Primarily set in 1858, the year before On the Origin of the Species was published, the film has many flashbacks revealing Darwin’s struggles during the previous years. The key event was the death of his eldest daughter, Annie (Martha West). Charles was an unusually devoted father for his day, and Annie was his favourite child. He was with her, caring for her, while she died at the age of ten, far from home and the rest of the family. Her untimely death devastated him, and it made deeply personal what had been an intellectual struggle for years: the problem of suffering.

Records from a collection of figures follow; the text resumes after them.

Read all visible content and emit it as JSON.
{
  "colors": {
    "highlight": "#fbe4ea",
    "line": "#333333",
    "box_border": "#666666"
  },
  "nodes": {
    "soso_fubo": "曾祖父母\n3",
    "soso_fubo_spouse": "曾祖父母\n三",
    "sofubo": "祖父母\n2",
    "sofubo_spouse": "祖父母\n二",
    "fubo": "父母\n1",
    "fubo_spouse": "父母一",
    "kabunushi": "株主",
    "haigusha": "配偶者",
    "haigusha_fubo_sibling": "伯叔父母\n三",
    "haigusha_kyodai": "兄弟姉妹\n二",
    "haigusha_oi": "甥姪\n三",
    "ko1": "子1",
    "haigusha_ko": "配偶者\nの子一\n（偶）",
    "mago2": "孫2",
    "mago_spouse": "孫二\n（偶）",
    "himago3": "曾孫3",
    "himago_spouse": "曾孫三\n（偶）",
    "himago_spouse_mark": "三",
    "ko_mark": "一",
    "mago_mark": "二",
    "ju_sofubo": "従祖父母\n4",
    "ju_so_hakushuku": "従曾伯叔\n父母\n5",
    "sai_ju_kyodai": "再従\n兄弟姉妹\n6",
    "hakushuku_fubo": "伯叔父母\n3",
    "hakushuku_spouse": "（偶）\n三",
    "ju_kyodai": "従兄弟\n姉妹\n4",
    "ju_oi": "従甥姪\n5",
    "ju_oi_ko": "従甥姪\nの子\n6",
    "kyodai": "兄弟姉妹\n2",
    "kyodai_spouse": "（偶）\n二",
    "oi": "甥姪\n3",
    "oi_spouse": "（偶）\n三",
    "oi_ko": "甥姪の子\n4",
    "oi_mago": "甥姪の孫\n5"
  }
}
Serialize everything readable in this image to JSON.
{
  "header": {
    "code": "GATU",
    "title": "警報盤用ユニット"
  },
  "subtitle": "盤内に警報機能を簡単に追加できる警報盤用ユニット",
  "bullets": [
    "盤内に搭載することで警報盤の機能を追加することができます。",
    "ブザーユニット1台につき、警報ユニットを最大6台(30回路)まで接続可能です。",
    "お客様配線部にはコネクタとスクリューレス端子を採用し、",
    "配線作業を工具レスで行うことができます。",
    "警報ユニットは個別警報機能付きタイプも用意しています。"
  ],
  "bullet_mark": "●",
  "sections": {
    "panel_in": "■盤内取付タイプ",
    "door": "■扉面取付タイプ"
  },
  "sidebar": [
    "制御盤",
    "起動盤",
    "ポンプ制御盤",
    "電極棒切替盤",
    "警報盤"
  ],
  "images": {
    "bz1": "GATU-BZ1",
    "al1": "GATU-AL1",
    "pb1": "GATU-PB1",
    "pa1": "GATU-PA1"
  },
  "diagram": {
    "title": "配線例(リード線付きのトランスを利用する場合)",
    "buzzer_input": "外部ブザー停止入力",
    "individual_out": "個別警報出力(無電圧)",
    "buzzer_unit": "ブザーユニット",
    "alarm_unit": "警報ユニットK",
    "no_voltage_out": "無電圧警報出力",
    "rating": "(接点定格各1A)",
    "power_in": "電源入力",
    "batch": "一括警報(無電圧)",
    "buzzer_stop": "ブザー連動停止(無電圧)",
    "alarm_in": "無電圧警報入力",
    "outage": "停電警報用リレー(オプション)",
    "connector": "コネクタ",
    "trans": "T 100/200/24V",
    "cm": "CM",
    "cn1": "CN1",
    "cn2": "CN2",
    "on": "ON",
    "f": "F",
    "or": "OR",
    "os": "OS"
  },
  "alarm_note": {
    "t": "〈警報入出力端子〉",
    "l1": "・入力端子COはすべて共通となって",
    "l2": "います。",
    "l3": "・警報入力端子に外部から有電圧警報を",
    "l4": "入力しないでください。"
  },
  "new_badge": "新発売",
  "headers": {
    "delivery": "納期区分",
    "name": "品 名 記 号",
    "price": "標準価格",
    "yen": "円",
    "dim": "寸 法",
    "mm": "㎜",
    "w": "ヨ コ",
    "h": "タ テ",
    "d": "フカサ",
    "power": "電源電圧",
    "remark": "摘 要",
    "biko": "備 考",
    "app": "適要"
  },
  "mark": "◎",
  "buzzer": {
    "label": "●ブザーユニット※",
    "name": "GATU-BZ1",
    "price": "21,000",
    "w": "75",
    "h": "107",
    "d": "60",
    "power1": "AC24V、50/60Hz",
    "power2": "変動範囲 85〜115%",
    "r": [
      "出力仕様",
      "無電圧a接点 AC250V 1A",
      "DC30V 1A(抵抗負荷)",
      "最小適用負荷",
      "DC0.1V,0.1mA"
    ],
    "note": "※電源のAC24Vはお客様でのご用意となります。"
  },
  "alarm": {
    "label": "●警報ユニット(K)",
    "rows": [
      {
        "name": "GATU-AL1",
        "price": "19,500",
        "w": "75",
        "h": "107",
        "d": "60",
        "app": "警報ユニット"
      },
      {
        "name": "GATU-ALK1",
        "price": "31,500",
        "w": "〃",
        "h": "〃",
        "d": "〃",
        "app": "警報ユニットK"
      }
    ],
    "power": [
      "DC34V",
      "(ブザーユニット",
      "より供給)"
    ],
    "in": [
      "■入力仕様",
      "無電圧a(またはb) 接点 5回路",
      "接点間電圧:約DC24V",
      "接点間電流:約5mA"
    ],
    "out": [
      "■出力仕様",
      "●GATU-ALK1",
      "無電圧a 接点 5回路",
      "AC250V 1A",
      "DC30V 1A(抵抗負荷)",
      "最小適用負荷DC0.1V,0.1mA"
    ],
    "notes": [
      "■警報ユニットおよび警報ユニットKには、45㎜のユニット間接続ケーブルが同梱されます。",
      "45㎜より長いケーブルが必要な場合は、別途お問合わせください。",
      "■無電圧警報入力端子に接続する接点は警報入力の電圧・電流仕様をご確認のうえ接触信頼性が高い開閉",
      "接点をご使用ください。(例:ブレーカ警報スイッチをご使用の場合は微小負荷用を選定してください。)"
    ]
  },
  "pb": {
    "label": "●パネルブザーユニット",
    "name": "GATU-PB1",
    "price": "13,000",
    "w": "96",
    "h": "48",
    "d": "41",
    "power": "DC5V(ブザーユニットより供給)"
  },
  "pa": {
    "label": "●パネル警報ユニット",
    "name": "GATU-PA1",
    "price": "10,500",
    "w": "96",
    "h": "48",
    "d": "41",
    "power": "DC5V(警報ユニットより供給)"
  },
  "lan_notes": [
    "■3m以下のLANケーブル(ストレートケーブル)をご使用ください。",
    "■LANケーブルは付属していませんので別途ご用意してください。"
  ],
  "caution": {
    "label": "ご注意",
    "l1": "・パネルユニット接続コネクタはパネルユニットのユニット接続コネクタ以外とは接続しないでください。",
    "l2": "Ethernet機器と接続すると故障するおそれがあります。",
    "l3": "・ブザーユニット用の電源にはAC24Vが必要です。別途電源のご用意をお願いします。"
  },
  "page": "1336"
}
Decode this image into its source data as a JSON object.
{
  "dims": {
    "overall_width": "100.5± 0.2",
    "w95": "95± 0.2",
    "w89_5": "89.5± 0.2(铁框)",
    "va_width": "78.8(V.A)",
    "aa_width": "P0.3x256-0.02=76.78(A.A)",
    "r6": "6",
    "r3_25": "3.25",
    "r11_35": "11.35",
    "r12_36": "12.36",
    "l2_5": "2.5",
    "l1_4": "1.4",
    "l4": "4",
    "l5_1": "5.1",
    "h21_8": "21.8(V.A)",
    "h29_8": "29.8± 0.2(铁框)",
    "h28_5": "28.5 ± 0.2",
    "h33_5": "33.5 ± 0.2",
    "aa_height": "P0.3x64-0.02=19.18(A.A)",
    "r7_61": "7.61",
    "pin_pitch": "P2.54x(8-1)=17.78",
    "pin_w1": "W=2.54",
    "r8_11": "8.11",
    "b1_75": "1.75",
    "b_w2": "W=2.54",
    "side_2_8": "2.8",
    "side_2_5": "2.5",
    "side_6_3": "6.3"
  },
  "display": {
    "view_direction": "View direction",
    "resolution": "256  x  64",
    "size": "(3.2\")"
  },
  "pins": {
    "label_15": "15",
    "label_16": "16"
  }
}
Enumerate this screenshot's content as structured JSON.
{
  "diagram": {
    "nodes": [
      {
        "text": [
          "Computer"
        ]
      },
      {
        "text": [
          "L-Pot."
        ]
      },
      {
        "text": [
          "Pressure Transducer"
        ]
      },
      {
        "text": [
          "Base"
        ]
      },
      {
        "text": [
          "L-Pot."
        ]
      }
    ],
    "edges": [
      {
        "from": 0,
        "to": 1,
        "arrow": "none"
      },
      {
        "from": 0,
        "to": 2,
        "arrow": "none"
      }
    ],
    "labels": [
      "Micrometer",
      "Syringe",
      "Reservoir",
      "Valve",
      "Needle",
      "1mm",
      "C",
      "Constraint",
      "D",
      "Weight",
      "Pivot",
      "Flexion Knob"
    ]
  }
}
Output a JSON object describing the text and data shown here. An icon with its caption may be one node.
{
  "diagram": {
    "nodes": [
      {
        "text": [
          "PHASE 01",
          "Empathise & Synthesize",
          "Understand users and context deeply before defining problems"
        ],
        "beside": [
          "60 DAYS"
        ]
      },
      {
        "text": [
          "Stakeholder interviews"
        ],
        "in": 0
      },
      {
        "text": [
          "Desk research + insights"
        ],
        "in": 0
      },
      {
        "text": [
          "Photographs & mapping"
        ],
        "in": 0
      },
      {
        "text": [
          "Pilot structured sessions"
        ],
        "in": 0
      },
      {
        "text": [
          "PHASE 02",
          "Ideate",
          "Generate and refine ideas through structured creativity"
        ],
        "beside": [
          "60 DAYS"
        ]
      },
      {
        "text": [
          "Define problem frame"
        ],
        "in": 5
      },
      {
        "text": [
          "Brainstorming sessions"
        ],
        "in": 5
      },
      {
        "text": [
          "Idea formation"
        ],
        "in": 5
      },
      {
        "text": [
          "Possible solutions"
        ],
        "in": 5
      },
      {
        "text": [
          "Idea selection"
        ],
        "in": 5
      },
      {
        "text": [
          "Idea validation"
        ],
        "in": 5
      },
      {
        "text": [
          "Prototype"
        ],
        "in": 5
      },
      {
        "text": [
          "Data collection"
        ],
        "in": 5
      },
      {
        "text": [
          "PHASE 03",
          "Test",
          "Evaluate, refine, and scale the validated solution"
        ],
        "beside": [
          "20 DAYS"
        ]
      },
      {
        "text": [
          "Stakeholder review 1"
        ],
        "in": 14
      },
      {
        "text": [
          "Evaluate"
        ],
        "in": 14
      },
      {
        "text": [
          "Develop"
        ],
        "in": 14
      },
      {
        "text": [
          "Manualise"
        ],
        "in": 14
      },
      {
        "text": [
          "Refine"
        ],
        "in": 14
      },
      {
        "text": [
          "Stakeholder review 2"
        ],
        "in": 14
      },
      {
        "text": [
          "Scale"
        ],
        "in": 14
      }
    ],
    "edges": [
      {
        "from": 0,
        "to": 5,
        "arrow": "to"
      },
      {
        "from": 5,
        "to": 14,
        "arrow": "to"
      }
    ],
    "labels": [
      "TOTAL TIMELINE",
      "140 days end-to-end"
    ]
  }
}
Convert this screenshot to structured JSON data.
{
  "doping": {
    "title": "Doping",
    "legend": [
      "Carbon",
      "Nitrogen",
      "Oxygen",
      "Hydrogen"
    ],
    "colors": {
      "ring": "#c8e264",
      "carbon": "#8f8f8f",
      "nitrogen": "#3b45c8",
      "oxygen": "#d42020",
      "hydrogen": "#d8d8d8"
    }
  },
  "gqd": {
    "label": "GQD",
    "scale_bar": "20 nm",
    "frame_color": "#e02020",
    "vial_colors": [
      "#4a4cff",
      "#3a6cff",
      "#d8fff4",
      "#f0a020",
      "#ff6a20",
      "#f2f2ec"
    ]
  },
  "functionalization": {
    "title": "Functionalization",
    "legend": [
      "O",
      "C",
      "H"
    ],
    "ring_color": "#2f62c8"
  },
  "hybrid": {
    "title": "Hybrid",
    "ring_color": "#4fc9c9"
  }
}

His careful observations of nature had confronted him with a brutal struggle for survival. It seemed utterly contrary to the agreeable world of William Paley’s Natural Theology, which had once greatly impressed Darwin. As the years went by, he never lost his conviction that a creator was behind the existence of the universe, but he doubted that God had any further involvement in it. He described himself as an agnostic, but his agnosticism had a distinctively deist hue.
Creation has been hailed by some as a celebration of atheism. On the Guardian website, Ariane Sherine described it as, ‘one of the most robust defences of atheism and agnosticism ever to appear in a mainstream film.’ It really isn’t. The one character who gives a strong atheist line is Thomas Huxley (Toby Jones), but he is portrayed as arrogant and bullying. He claims, like certain outspoken atheists today, that Darwin’s ideas have killed God, and that science and religion are at war.
Darwin himself doesn’t see it this way. Bettany portrays him as being distressed by this antagonism and anxious about the social consequences of undermining belief in God. Yes, we do see him lose faith in a personal, benevolent God, but it’s too simplistic to see this as simply a consequence of his scientific ideas, as Nick Spencer makes clear, also on the Guardian website and in his book, Darwin and God.
Emma Darwin is an important ingredient in the story. She was a committed, thoughtful Christian and Creation shows her real concern for her husband’s spiritual well-being. Letters reveal, however, that it wasn’t Charles’s ideas which were the real issue, but the fact that he was too preoccupied with scientific proof: he couldn’t engage with the possibility that God may also reveal truth in ways that are outside the scope of science. At the end of the film, Charles asks Emma to decide whether or not Origin should be published. It’s a clever way of dramatising a discussion that must have taken place between them. Emma calls herself his ‘accomplice’ for agreeing to publication, but she would never have done so if she thought his ideas really undermine belief in God.
For Huxley, perhaps for Darwin, and for many atheists today, Darwin’s ideas provide an alibi for scepticism about God. But the fact that there are Christians like Emma whose faith is not undermined by evolution shows that the alibi is far from watertight.
The relationship between science and faith is a hot topic in our society, and Creation raises some important questions as it tells the moving and significant story of one man’s struggles. That’s why Damaris was happy to produce a number of resources for churches on behalf of Icon Film Distribution. These are vital issues to discuss, and this film provides a fascinating opportunity to do so.